Computational workflow optimization for magnetic fluctuation measurements of 3D nano-tetrapods
(2021)
The detailed understanding of micro–and nanoscale structures, in particular their magnetization dynamics, dominates contemporary solid–state physics studies. Most investigations already identified an abundance of phenomena in one–and two–dimensional nanostructures. The following thesis focuses on the magnetic fingerprint of three–dimensional CoFe nano–magnets, specifically the temporal development of their hysteresis loop. These nano–magnets were grown in a tetrahedral pattern on top of a highly susceptible home–build GaAs/AlGaAs micro–Hall sensor using focused electron beam induced deposition (FEBID).

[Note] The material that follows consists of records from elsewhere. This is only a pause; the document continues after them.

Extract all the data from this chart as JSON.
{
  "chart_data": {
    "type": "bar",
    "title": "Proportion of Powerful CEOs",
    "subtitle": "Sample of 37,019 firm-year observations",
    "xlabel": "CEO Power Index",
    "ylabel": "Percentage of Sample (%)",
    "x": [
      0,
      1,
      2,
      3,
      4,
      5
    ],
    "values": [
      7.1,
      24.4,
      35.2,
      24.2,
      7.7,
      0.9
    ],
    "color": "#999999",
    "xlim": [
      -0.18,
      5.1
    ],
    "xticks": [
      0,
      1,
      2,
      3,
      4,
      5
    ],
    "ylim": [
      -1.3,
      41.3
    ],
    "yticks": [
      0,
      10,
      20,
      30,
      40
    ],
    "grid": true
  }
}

During the measurements, utmost efforts were employed to exemplify current best research practices. The data life cycle of the present thesis is based upon open–source data science tools and packages. Data acquisition and analysis required self–written automated algorithms to handle the extensive quantity of data. Existing instrumental-controlling software was improved, and new Python packages were devised to analyze and visualize the gathered data. The open–source Python data analysis framework (ana) was developed to facilitate computational reproducibility. This framework transparently analyses and visualizes the gathered data automatically using Continuous Analysis tools based on GitLab and Continuous Integration. This automatization uses bespoke scripts combined with virtualization tools like Docker to facilitate reproducible and device–independent results.
The hysteresis loops reveal distinct differences in subsequently measured loops with identical initial experimental parameters, originating from the nano–magnet’s magnetic noise. This noise amplifies in regions where switching processes occur. In such noise–prone regions, the time–dependent scrutinization reveals presumably thermally induced metastable magnetization states. The frequency–dependent power spectral density uncovers a characteristic 1/f² behavior at noise–prone regions with metastable magnetization states.